Da Carta Capital
Por Clara Roman
Ainda é pouco para um país tão grande, mas já é possível dizer que hoje, no Brasil, três milhões de pessoas vivem sob uma espécie de socialismo dentro do capitalismo. O levantamento é de Paul Singer, secretário de Economia Solidária do Ministério do Trabalho e Emprego. Na sexta-feira 16, ele fez um balanço sobre a parcela da população que está inserida em programas de economia solidária (cerca de 1,6%). Ao todo, são 30 mil empreendimentos.
“É uma alternativa não capitalista ao desemprego”, diz o sociólogo e economista, em aula magna na Universidade Mackenzie.
Hoje, a economia solidária é uma das bandeiras do Plano Brasil sem Miséria – principal programa de Dilma para erradicação da extrema pobreza. Segundo Singer, o orçamento da pasta nunca foi tão grande.
Até partidos que antes eram resistentes à ideia, por considerar “coisa do PT”, estão com planos de estímulo a projetos comunitários. O governador de São Paulo, Geraldo Alckmin (PSDB), tem estudado a possibilidade de importar o programa para o estado.
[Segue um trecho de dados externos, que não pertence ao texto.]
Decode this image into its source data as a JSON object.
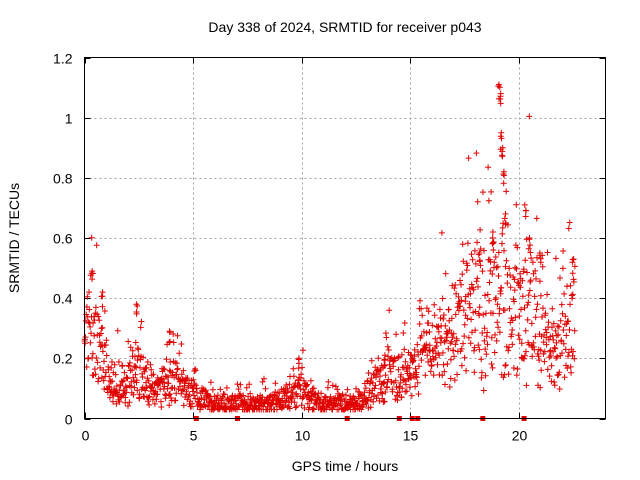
{
  "chart_data": {
    "type": "scatter",
    "title": "Day 338 of 2024, SRMTID for receiver p043",
    "xlabel": "GPS time / hours",
    "ylabel": "SRMTID / TECUs",
    "xlim": [
      0,
      24
    ],
    "ylim": [
      0,
      1.2
    ],
    "grid": true,
    "marker": "plus",
    "color": "#e00000",
    "x_ticks": [
      0,
      5,
      10,
      15,
      20
    ],
    "x_tick_labels": [
      "0",
      "5",
      "10",
      "15",
      "20"
    ],
    "y_ticks": [
      0,
      0.2,
      0.4,
      0.6,
      0.8,
      1.0,
      1.2
    ],
    "y_tick_labels": [
      "0",
      "0.2",
      "0.4",
      "0.6",
      "0.8",
      "1",
      "1.2"
    ],
    "trend": {
      "description": "approximate median SRMTID vs hour",
      "x": [
        0,
        0.3,
        0.6,
        0.9,
        1.2,
        1.6,
        2.0,
        2.3,
        2.6,
        3.0,
        3.4,
        3.8,
        4.2,
        4.6,
        5.0,
        5.5,
        6.0,
        6.5,
        7.0,
        7.5,
        8.0,
        8.5,
        9.0,
        9.5,
        10.0,
        10.5,
        11.0,
        11.5,
        12.0,
        12.5,
        13.0,
        13.5,
        14.0,
        14.5,
        15.0,
        15.5,
        16.0,
        16.5,
        17.0,
        17.5,
        18.0,
        18.5,
        19.0,
        19.5,
        20.0,
        20.5,
        21.0,
        21.5,
        22.0,
        22.3,
        22.6
      ],
      "y": [
        0.25,
        0.28,
        0.26,
        0.2,
        0.12,
        0.1,
        0.12,
        0.18,
        0.15,
        0.1,
        0.09,
        0.12,
        0.14,
        0.1,
        0.07,
        0.06,
        0.05,
        0.05,
        0.05,
        0.05,
        0.05,
        0.05,
        0.06,
        0.07,
        0.09,
        0.06,
        0.05,
        0.05,
        0.05,
        0.05,
        0.08,
        0.12,
        0.15,
        0.13,
        0.14,
        0.24,
        0.22,
        0.25,
        0.28,
        0.35,
        0.38,
        0.34,
        0.4,
        0.42,
        0.35,
        0.38,
        0.3,
        0.22,
        0.25,
        0.3,
        0.32
      ]
    },
    "spikes": [
      {
        "x": 0.35,
        "y": 0.49
      },
      {
        "x": 0.8,
        "y": 0.42
      },
      {
        "x": 2.4,
        "y": 0.38
      },
      {
        "x": 3.9,
        "y": 0.29
      },
      {
        "x": 9.9,
        "y": 0.2
      },
      {
        "x": 13.8,
        "y": 0.21
      },
      {
        "x": 18.2,
        "y": 0.55
      },
      {
        "x": 18.8,
        "y": 0.62
      },
      {
        "x": 19.1,
        "y": 1.11
      },
      {
        "x": 19.15,
        "y": 1.08
      },
      {
        "x": 19.2,
        "y": 0.95
      },
      {
        "x": 19.25,
        "y": 0.9
      },
      {
        "x": 19.3,
        "y": 0.82
      },
      {
        "x": 19.4,
        "y": 0.68
      },
      {
        "x": 20.3,
        "y": 0.71
      },
      {
        "x": 20.5,
        "y": 0.6
      },
      {
        "x": 21.0,
        "y": 0.55
      },
      {
        "x": 22.5,
        "y": 0.53
      }
    ],
    "zero_markers_x": [
      5.15,
      7.05,
      12.1,
      14.5,
      15.1,
      15.35,
      18.35,
      20.25
    ]
  }
}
Se hoje iniciativas como o microcrédito, moeda social, banco comunitário e produções em cooperativas são reconhecidas como projetos de sucesso, há pouco tempo elas passavam despercebidas por grande parte da população, inclusive autoridades. Singer explica: esse tipo de organização foi uma resposta ao desemprego massivo, consequência da hiperinflação e da crise econômica no país durante as décadas de 1980 e 1990. “Trabalhadores lutaram para ficar com a massa falida e montar empresas cooperadas”, explica.
Singer conta que em 1988, quando fazia parte da plataforma eleitoral da então candidata à prefeitura Luiza Erundina em São Paulo, uma das propostas de campanha era organizar a massa de trabalhadores desempregados (na época, cerca de um milhão e meio de pessoas) em associações produtivas independentes. Foi quando ficou sabendo que essa ideia não era nova. “Recebi cartas de pessoas falando que já estavam fazendo isso. O nome economia solidária foi adotado depois”, diz.
No mundo, diversas iniciativas pipocam. Butão, um país de 700 mil habitantes nas montanhas do Himalaia, na Ásia, será o principal um dos principais nomes da próxima conferência internacional de economia solidária. O país, que investe intensamente na ideia, deixará de contabilizar seu crescimento pelo PIB. Utilizará a conceito de FIB (Felicidade Interna Bruta), um indicador que mede não só o desenvolvimento econômico, mas a possibilidade de tornar a sociedade mais democrática e sustentável. “É uma fábrica de utopias, mas não é algo para quando tormarmos o poder, é para agora”, afirma o sociólogo.
Em outubro de 2011, representantes de 62 países se reuniram em Montreal, em conferência chamada pela Organização Internacional do Trabalho (OIT).
No Brasil, são as mulheres que lideram o processo. “A pobreza é feminina e infantil”, diz. Comunidades quilombolas, indígenas e extrativistas também representam boa parte dos empreendimentos. Proporcionalmente, cidades pequenas contabilizam um grandes número de iniciativas. Um exemplo é Guaraqueçaba, no Paraná. A cidade tem apenas sete mil habitantes, mas 27 cooperativas e associações de economia solidária. A capital, Curitiba, com cerca de 1.750.000 habitantes – 250 vezes o tamanho de Guaraqueçaba – tem apenas 91 empreendimentos (pouco mais que o triplo).
Um dos princípios desse tipo de organização econômica é a ausência de hierarquia. Em sua análise, Singer retoma a herança militar na sociedade como uma das causas para sua hierarquização estrita (até em esferas supostamente mais livres, como universidades).
“[A economia solidária] é uma réplica da economia brasileira sem patrão”, afirma.
O processo, explica ele, envolve desde trabalhadores que perderam seus empregos, comunidades tradicionais, até engenheiros, universitários, economistas e administradores.